Far below in the gulf of blackness, where a moment ago there had seemed to be nothing, life had begun to quicken. In the flash of multitudinous street-lamps, a city was being born. It kindled in vivid strokes, like veins of fire etched on the pavement of the night. As though an artist were completing his design, ten thousand windows opened their pin-point eyes, filling in blank spaces with rapid specks of gold. Seen from such a height, the effect was in miniature. The very sounds which rose up were little. At first they were no more than a sustained humming, as when a hive is about to swarm. They swelled to a melodious muttering. Then, with a rush of ecstasy, the storm of joy broke; the air pulsated with the maddening clash of chimes.

She was clinging to him. “What is it? Is it the thing for which we've hoped?”

He glanced back across his shoulder at the huge pile, towering on the rock above him. Those madmen up there, destroying and pillaging, had they time to hear it? The Palace was glowing like a furnace. As he watched, a column of flame shot tall towards the sky.

Seizing her hand, he broke into a run, making all the haste he could down the steep decline. Behind them the flames crept like serpents, licking the clouds and mounting higher. The heat was like the breath of a pursuer. Night had become vivid as day. There was no concealment. The crest of the ramparts was a gigantic torch. The Danube far below was stained red as wine. Their very shadows were lurid. And still the bells across the river pealed out their joy.

There was a galloping. Riderless horses, broken loose from the stables, thundered by. Then an automobile, driven by a man with a seared and wounded face. Others followed. The crowd on foot, fleeing from its handiwork, was not far behind. As an empty car, with an officer at the wheel, slowed down at a hairpin bend, Santa and he leapt aboard.

The danger was outdistanced. They had crossed the Danube. They were scarcely likely now to be implicated in what had happened to Prince Rogo-vich. But they were still at the mercy of their reckless driver.
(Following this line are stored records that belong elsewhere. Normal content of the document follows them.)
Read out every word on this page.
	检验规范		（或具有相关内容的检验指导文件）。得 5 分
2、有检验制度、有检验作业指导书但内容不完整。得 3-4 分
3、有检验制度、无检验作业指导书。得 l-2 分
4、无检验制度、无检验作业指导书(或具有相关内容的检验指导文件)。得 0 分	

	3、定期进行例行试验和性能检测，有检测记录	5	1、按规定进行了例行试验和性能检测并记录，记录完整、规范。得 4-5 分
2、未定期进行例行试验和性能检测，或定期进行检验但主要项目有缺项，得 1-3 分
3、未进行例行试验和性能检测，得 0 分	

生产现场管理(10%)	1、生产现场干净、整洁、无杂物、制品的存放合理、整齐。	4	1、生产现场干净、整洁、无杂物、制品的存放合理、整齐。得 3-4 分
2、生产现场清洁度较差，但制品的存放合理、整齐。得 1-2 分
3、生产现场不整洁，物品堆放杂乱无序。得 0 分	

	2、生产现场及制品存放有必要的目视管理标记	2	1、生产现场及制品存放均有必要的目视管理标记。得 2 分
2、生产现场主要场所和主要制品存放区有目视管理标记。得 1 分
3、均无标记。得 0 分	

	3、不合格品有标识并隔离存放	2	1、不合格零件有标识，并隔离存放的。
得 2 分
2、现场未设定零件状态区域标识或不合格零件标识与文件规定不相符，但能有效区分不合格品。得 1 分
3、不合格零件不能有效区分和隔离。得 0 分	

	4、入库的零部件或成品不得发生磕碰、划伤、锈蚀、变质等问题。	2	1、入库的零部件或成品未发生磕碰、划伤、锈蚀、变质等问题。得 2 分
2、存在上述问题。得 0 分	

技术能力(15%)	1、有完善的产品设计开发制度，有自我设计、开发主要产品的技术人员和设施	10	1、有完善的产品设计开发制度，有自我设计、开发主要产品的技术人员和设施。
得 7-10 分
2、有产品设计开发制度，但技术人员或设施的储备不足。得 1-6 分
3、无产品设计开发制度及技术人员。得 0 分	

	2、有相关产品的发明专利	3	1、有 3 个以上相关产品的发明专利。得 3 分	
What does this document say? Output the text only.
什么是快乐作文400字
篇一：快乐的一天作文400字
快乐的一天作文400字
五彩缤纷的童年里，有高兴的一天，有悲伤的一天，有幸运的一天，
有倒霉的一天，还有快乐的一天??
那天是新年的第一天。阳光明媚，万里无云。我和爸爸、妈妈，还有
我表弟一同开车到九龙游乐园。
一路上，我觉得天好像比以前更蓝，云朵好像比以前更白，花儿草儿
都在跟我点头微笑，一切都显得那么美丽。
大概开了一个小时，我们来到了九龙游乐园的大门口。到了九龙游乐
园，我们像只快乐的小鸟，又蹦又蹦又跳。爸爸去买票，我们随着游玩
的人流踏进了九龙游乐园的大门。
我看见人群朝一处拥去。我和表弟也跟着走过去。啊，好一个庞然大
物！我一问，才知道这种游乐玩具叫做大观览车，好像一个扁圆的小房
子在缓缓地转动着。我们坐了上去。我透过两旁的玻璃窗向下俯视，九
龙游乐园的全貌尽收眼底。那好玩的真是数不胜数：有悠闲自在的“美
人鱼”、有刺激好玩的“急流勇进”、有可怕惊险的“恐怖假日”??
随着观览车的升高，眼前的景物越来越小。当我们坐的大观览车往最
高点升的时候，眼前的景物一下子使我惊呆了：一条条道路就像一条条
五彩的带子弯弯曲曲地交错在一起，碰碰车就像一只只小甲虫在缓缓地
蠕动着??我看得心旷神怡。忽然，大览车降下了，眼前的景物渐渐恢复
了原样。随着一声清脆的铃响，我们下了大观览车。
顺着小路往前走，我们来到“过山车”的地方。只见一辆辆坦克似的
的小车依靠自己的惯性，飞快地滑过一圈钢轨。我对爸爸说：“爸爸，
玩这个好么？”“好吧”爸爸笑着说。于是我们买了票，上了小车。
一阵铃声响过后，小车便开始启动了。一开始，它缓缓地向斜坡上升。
In his panic he had not once looked around; he was unaware that he carried passengers. Hindwood knew very clearly where he wanted to go; it was probably the last place to which he would be taken. The streets of Pest near the river were solitary, but somewhere the mob was gathering. It might prove awkward to be found in the company of a uniformed Monarchist who was escaping.

Having formulated his plan, he whispered it to Santa. “While I tackle him, you grasp the wheel.” Leaning forward, he flung his arm about the man's neck, jerking him backwards. The car swerved and mounted the pavement. Santa turned it into the road again. Taken by surprise, the man offered small resistance; the struggle was short. Hindwood toppled him out, climbed into the front seat and took his place.

“The station. Where is it?” he asked breathlessly. She glanced at him with a revival of her old suspicion. “We're not leaving. Why the station?” He could have laughed. “Still the old, distrustful Santa! Little fool—the food-trains.”

The first streets which they traversed were deserted; yet lamps were lighted and the air was clamorous with belfry-music. As they drew further into the city, they shot past groups and isolated individuals, crawling in the same direction. For the most part they were the kind of persons Santa had offered to show him that morning—people in rags or entirely stark, who hobbled from weakness or dragged themselves on all fours like dogs. It was as though the dead were rising from their graves to follow the Pied Piper of the Resurrection.